ZINC22:Directory structure

From DISI
Jump to navigation Jump to search

ZINC is organized by heavy atom count (HAC), lipophilicity (calculated LogP), charge (from -4 to +4), and format (Mol2, SDF, PDBQT, and DB2).

Files contain up to 5000 molecules in a compressed tarballs (.tgz).

The data is organized into sub-directories to make the files more managable, as follows.

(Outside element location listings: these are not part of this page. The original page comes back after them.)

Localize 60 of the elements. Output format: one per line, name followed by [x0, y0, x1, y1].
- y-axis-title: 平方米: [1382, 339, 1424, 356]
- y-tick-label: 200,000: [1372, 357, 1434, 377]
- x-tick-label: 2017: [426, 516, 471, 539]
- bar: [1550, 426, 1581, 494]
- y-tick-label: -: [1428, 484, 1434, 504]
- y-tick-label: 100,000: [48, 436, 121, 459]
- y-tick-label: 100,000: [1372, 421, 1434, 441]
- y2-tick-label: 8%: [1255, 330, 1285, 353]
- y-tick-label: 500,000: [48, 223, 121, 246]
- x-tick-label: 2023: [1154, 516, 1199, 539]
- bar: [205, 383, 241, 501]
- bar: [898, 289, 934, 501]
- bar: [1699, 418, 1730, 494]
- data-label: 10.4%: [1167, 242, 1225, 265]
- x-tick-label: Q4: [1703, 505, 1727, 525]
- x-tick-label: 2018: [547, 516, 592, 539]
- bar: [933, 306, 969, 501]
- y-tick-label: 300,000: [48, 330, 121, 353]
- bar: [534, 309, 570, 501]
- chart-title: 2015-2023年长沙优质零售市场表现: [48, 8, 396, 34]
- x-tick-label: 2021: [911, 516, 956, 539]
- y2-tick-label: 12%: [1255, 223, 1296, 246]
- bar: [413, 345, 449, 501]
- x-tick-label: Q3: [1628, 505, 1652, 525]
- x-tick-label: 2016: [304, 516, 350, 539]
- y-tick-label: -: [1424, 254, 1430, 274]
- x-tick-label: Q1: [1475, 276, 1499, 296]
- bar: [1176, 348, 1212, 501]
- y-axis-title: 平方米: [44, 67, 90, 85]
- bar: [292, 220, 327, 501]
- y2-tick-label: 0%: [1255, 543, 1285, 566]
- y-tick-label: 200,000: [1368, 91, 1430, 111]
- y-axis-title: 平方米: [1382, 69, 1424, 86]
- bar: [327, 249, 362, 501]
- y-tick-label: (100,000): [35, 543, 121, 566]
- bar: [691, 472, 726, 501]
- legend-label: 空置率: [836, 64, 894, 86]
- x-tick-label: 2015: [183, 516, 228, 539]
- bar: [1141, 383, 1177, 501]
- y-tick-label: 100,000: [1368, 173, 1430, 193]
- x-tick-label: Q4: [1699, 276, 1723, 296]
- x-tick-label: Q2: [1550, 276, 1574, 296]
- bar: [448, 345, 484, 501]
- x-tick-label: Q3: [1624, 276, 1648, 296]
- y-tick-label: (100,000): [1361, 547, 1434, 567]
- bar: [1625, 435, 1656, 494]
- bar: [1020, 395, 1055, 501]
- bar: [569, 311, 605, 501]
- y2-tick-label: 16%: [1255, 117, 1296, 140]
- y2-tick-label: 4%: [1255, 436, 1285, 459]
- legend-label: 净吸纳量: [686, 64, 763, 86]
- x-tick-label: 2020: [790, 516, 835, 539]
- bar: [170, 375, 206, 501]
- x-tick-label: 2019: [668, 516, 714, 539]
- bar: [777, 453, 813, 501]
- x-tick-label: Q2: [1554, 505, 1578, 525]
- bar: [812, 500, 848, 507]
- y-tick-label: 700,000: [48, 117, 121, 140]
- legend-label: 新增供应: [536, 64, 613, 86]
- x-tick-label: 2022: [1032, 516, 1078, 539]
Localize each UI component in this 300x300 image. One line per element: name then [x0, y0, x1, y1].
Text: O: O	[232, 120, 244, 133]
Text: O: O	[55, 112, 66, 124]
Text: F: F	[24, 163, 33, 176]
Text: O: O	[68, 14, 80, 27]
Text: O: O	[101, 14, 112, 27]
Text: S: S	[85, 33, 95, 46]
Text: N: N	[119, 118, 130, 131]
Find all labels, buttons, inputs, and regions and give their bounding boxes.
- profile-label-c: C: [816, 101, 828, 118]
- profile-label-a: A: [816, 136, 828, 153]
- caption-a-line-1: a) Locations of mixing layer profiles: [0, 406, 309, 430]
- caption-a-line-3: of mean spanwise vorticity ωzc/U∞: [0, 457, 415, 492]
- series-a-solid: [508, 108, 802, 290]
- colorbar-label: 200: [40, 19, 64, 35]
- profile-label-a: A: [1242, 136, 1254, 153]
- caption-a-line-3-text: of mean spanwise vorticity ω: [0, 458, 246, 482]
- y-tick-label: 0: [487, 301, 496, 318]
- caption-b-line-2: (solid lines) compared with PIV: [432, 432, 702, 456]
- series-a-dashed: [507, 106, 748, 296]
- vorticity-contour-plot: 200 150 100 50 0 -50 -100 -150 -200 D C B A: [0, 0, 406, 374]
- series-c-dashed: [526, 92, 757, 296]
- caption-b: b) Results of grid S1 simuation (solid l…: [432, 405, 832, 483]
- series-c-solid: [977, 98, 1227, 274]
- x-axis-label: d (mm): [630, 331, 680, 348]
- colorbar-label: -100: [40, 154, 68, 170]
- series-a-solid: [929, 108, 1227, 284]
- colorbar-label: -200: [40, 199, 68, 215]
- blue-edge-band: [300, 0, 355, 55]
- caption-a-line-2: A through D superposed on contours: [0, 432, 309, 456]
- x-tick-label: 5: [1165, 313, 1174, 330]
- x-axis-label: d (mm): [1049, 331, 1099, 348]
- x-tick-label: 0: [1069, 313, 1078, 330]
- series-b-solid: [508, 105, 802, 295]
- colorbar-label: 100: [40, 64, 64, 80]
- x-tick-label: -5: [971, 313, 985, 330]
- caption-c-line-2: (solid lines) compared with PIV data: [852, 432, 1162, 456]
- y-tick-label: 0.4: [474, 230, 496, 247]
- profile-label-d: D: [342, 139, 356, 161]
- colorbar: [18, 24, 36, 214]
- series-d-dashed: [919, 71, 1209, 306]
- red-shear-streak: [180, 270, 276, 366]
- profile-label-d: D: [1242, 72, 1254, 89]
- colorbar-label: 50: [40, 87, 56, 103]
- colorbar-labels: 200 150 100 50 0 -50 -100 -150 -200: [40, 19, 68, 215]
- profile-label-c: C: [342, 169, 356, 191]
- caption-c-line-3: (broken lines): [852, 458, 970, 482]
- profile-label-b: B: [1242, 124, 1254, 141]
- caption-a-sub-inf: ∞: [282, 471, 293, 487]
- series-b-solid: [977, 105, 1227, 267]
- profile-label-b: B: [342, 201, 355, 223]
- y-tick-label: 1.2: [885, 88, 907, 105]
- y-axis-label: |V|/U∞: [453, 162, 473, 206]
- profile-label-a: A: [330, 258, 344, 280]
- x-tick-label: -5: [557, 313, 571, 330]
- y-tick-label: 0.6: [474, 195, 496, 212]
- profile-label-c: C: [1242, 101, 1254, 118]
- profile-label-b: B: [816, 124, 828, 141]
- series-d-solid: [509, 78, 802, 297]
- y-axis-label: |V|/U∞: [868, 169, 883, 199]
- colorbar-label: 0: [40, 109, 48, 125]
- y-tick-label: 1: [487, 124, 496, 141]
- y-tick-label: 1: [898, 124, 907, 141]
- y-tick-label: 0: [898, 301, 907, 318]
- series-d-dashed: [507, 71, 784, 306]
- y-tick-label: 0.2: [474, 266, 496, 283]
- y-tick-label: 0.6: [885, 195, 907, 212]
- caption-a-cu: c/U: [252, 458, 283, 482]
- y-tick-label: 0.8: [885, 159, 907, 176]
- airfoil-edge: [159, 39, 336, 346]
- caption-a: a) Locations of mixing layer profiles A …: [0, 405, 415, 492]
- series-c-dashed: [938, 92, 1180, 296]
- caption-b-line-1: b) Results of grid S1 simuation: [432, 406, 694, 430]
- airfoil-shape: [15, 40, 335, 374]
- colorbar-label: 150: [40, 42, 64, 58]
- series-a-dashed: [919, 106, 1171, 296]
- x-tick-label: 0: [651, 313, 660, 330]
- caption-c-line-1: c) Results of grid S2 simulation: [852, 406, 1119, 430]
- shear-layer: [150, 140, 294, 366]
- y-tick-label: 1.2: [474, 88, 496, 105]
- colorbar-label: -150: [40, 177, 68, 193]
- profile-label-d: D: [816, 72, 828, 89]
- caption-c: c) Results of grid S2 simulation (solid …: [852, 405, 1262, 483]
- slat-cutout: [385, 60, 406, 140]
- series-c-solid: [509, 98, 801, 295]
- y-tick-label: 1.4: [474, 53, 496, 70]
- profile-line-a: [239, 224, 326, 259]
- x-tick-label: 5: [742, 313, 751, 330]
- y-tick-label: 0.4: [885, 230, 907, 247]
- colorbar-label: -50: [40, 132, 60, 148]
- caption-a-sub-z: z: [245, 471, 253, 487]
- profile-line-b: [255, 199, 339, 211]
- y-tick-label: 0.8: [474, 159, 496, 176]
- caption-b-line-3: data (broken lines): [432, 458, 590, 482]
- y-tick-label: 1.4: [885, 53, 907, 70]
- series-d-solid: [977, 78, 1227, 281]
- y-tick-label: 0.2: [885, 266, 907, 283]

The files are organized as follows   /zinc-22<layer>/H??/H??[PM]???/[a-z]/H??[PM]???-<charge>.*.<format>.tgzwhere:

  • layer is a single letter, a-z, used only to create the database in parallel.
  • H?? is the heavy atom count, and currently ranges from H04 to H29
  • H??[PM]??? is the HAC/LogP bin.   For instance, H23P130 contains molecules with 23 heavy atoms and RDKit calculated logP between 1.300 and 1.399.
  • And H25M000 is molecules with 25 heavy atoms and logP between 0.00 and -0.999.   P =plus and M=minus logP
  • Within the tranche, a-z is a hash to limit the number of files per directory
  • charge is the net molecular charge following the InChiKey convention, thus N=0, M=-1, O=+2 and so on beween -4 and +4.
  • format is one of mol2, sdf, pdbqt, db2.